New high-dimensional access methods based on superimposed space-partitioning schemes

Contemporary scientific and engineering applications increasingly rely on advanced database technology to store their data and search them on multi-attribute ranges. With the rapid increase in the volume and dimensionality of data, new multi-dimensional access methods are required to support these applications. This dissertation presents the results of a systematic research conducted to identify and pursue key factors of good retrieval performance in high-dimensional spaces. In the dissertation, the desirable properties of high-dimensional access methods are formulated as two design principles. The research shows that these properties depend on the space partitioning strategy underlying the access method, and that the existing partitioning schemes do not exhibit these properties. Based on this, a new partitioning strategy for high-dimensional spaces, called Γ, is proposed. The static Γ partitioning is used to impose desirable behavior on existing partitioning strategies.
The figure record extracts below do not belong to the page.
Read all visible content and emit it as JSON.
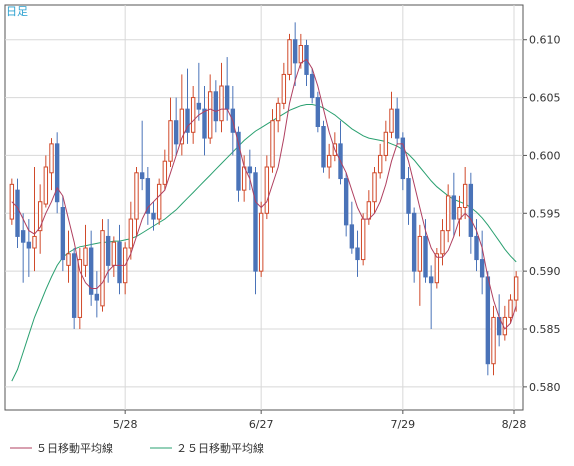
{
  "chart_data": {
    "type": "candlestick",
    "timeframe_label": "日足",
    "x_tick_labels": [
      "5/28",
      "6/27",
      "7/29",
      "8/28"
    ],
    "y_ticks": [
      0.58,
      0.585,
      0.59,
      0.595,
      0.6,
      0.605,
      0.61
    ],
    "ylim": [
      0.578,
      0.613
    ],
    "grid": true,
    "y_axis_side": "right",
    "colors": {
      "up": "#d04a2a",
      "down": "#4a73b8",
      "ma5": "#b04060",
      "ma25": "#2aa070",
      "grid": "#d8d8d8",
      "axis": "#555555"
    },
    "legend": [
      {
        "key": "ma5",
        "label": "５日移動平均線",
        "color": "#b04060"
      },
      {
        "key": "ma25",
        "label": "２５日移動平均線",
        "color": "#2aa070"
      }
    ],
    "candles": [
      [
        0.5945,
        0.598,
        0.594,
        0.5975
      ],
      [
        0.597,
        0.598,
        0.592,
        0.593
      ],
      [
        0.5935,
        0.595,
        0.589,
        0.5925
      ],
      [
        0.5925,
        0.5945,
        0.5895,
        0.592
      ],
      [
        0.592,
        0.599,
        0.59,
        0.593
      ],
      [
        0.5935,
        0.5975,
        0.5915,
        0.596
      ],
      [
        0.5958,
        0.6,
        0.5955,
        0.599
      ],
      [
        0.5985,
        0.6015,
        0.597,
        0.601
      ],
      [
        0.601,
        0.602,
        0.595,
        0.596
      ],
      [
        0.5955,
        0.5965,
        0.59,
        0.591
      ],
      [
        0.5905,
        0.5935,
        0.589,
        0.5915
      ],
      [
        0.5915,
        0.592,
        0.585,
        0.586
      ],
      [
        0.586,
        0.592,
        0.585,
        0.591
      ],
      [
        0.5905,
        0.594,
        0.5895,
        0.592
      ],
      [
        0.592,
        0.5935,
        0.587,
        0.588
      ],
      [
        0.588,
        0.59,
        0.586,
        0.5875
      ],
      [
        0.587,
        0.5945,
        0.5865,
        0.5935
      ],
      [
        0.593,
        0.5945,
        0.589,
        0.5905
      ],
      [
        0.5905,
        0.593,
        0.5895,
        0.5925
      ],
      [
        0.5925,
        0.594,
        0.588,
        0.589
      ],
      [
        0.589,
        0.5925,
        0.588,
        0.592
      ],
      [
        0.592,
        0.596,
        0.591,
        0.5945
      ],
      [
        0.5945,
        0.599,
        0.593,
        0.5985
      ],
      [
        0.5985,
        0.603,
        0.597,
        0.598
      ],
      [
        0.598,
        0.599,
        0.594,
        0.595
      ],
      [
        0.595,
        0.596,
        0.5935,
        0.5945
      ],
      [
        0.5945,
        0.598,
        0.594,
        0.5975
      ],
      [
        0.5975,
        0.6005,
        0.597,
        0.5995
      ],
      [
        0.5995,
        0.605,
        0.599,
        0.603
      ],
      [
        0.603,
        0.605,
        0.6,
        0.601
      ],
      [
        0.601,
        0.607,
        0.6,
        0.604
      ],
      [
        0.604,
        0.6075,
        0.601,
        0.602
      ],
      [
        0.602,
        0.606,
        0.601,
        0.605
      ],
      [
        0.6045,
        0.608,
        0.603,
        0.604
      ],
      [
        0.604,
        0.606,
        0.6,
        0.6015
      ],
      [
        0.6015,
        0.607,
        0.601,
        0.6055
      ],
      [
        0.6055,
        0.6065,
        0.602,
        0.603
      ],
      [
        0.603,
        0.608,
        0.602,
        0.606
      ],
      [
        0.606,
        0.6085,
        0.603,
        0.604
      ],
      [
        0.604,
        0.606,
        0.6,
        0.602
      ],
      [
        0.602,
        0.6025,
        0.596,
        0.597
      ],
      [
        0.597,
        0.6,
        0.596,
        0.599
      ],
      [
        0.599,
        0.6005,
        0.597,
        0.5985
      ],
      [
        0.5985,
        0.599,
        0.588,
        0.59
      ],
      [
        0.59,
        0.596,
        0.5895,
        0.595
      ],
      [
        0.595,
        0.6,
        0.5945,
        0.599
      ],
      [
        0.599,
        0.604,
        0.5985,
        0.603
      ],
      [
        0.603,
        0.605,
        0.602,
        0.6045
      ],
      [
        0.6045,
        0.608,
        0.604,
        0.607
      ],
      [
        0.607,
        0.6105,
        0.6065,
        0.61
      ],
      [
        0.61,
        0.6115,
        0.606,
        0.608
      ],
      [
        0.608,
        0.6105,
        0.6075,
        0.6095
      ],
      [
        0.6095,
        0.61,
        0.606,
        0.607
      ],
      [
        0.607,
        0.6075,
        0.6045,
        0.605
      ],
      [
        0.605,
        0.6055,
        0.602,
        0.6025
      ],
      [
        0.6025,
        0.603,
        0.5985,
        0.599
      ],
      [
        0.599,
        0.601,
        0.598,
        0.6
      ],
      [
        0.6,
        0.602,
        0.5995,
        0.601
      ],
      [
        0.601,
        0.603,
        0.5975,
        0.598
      ],
      [
        0.598,
        0.5985,
        0.593,
        0.594
      ],
      [
        0.594,
        0.596,
        0.5915,
        0.592
      ],
      [
        0.592,
        0.5935,
        0.5895,
        0.591
      ],
      [
        0.591,
        0.595,
        0.5905,
        0.5945
      ],
      [
        0.5945,
        0.597,
        0.594,
        0.596
      ],
      [
        0.596,
        0.599,
        0.595,
        0.5985
      ],
      [
        0.5985,
        0.601,
        0.598,
        0.6
      ],
      [
        0.6,
        0.603,
        0.5995,
        0.602
      ],
      [
        0.602,
        0.6055,
        0.6015,
        0.604
      ],
      [
        0.604,
        0.605,
        0.601,
        0.6015
      ],
      [
        0.6015,
        0.602,
        0.597,
        0.598
      ],
      [
        0.598,
        0.599,
        0.594,
        0.595
      ],
      [
        0.595,
        0.5955,
        0.589,
        0.59
      ],
      [
        0.59,
        0.594,
        0.587,
        0.593
      ],
      [
        0.593,
        0.5945,
        0.589,
        0.5895
      ],
      [
        0.5895,
        0.5905,
        0.585,
        0.589
      ],
      [
        0.589,
        0.592,
        0.5885,
        0.5915
      ],
      [
        0.5915,
        0.5945,
        0.5905,
        0.5935
      ],
      [
        0.5935,
        0.5975,
        0.5925,
        0.5965
      ],
      [
        0.5965,
        0.5985,
        0.593,
        0.5945
      ],
      [
        0.5945,
        0.5965,
        0.593,
        0.5955
      ],
      [
        0.5955,
        0.599,
        0.5945,
        0.5975
      ],
      [
        0.5975,
        0.5985,
        0.5915,
        0.593
      ],
      [
        0.593,
        0.5945,
        0.59,
        0.591
      ],
      [
        0.591,
        0.5935,
        0.588,
        0.5895
      ],
      [
        0.5895,
        0.59,
        0.581,
        0.582
      ],
      [
        0.582,
        0.587,
        0.581,
        0.586
      ],
      [
        0.586,
        0.588,
        0.5835,
        0.5845
      ],
      [
        0.5845,
        0.587,
        0.584,
        0.586
      ],
      [
        0.586,
        0.588,
        0.5855,
        0.5875
      ],
      [
        0.5875,
        0.59,
        0.5865,
        0.5895
      ]
    ],
    "ma5": [
      0.596,
      0.5955,
      0.5945,
      0.5935,
      0.5932,
      0.5938,
      0.595,
      0.596,
      0.5972,
      0.5965,
      0.5945,
      0.5925,
      0.59,
      0.589,
      0.5885,
      0.5885,
      0.589,
      0.59,
      0.5905,
      0.5905,
      0.5905,
      0.5915,
      0.593,
      0.5945,
      0.5955,
      0.596,
      0.5965,
      0.597,
      0.5985,
      0.6,
      0.6015,
      0.6025,
      0.603,
      0.6035,
      0.6038,
      0.604,
      0.6038,
      0.604,
      0.604,
      0.603,
      0.601,
      0.599,
      0.598,
      0.596,
      0.5955,
      0.596,
      0.5975,
      0.599,
      0.6015,
      0.6045,
      0.6065,
      0.608,
      0.6083,
      0.6075,
      0.606,
      0.604,
      0.602,
      0.6005,
      0.5995,
      0.5985,
      0.597,
      0.5955,
      0.5945,
      0.5945,
      0.595,
      0.596,
      0.5975,
      0.5995,
      0.601,
      0.601,
      0.5995,
      0.5975,
      0.5955,
      0.5935,
      0.592,
      0.5912,
      0.5912,
      0.5918,
      0.593,
      0.5945,
      0.595,
      0.5945,
      0.5935,
      0.592,
      0.5895,
      0.5875,
      0.586,
      0.585,
      0.5855,
      0.587
    ],
    "ma25": [
      0.5805,
      0.5815,
      0.583,
      0.5845,
      0.586,
      0.5872,
      0.5884,
      0.5895,
      0.5905,
      0.5912,
      0.5916,
      0.5919,
      0.5921,
      0.5922,
      0.5923,
      0.5924,
      0.5925,
      0.5925,
      0.5926,
      0.5926,
      0.5927,
      0.5928,
      0.593,
      0.5933,
      0.5936,
      0.5939,
      0.5942,
      0.5945,
      0.5949,
      0.5953,
      0.5958,
      0.5963,
      0.5968,
      0.5973,
      0.5978,
      0.5983,
      0.5988,
      0.5993,
      0.5998,
      0.6003,
      0.6008,
      0.6013,
      0.6017,
      0.6021,
      0.6024,
      0.6027,
      0.603,
      0.6033,
      0.6036,
      0.6039,
      0.6041,
      0.6043,
      0.6044,
      0.6044,
      0.6043,
      0.6041,
      0.6038,
      0.6035,
      0.6031,
      0.6027,
      0.6023,
      0.602,
      0.6017,
      0.6015,
      0.6014,
      0.6013,
      0.6012,
      0.601,
      0.6008,
      0.6005,
      0.6001,
      0.5996,
      0.599,
      0.5984,
      0.5978,
      0.5973,
      0.5969,
      0.5965,
      0.5962,
      0.596,
      0.5958,
      0.5955,
      0.5951,
      0.5946,
      0.594,
      0.5933,
      0.5926,
      0.5919,
      0.5913,
      0.5908
    ]
  }
}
The idea of superimposed partitioning leads to a family of new access methods organized around the two design principles. The significant performance improvements over several popular access methods observed in the course of thorough experimental studies demonstrate the viability of the proposed access methods and the validity of the underlying approach. The emergence of advanced data-intensive analytical computing has also created the demand for efficient indexing of partially specified (incomplete) multi-dimensional data. The dissertation introduces new techniques for indexing incomplete data, which exploit key aspects of superimposed space partitioning. Effectively challenging conventional wisdom, this investigation has shown that multi-dimensional retrieval can be efficient, scalable, and effective even on incomplete data.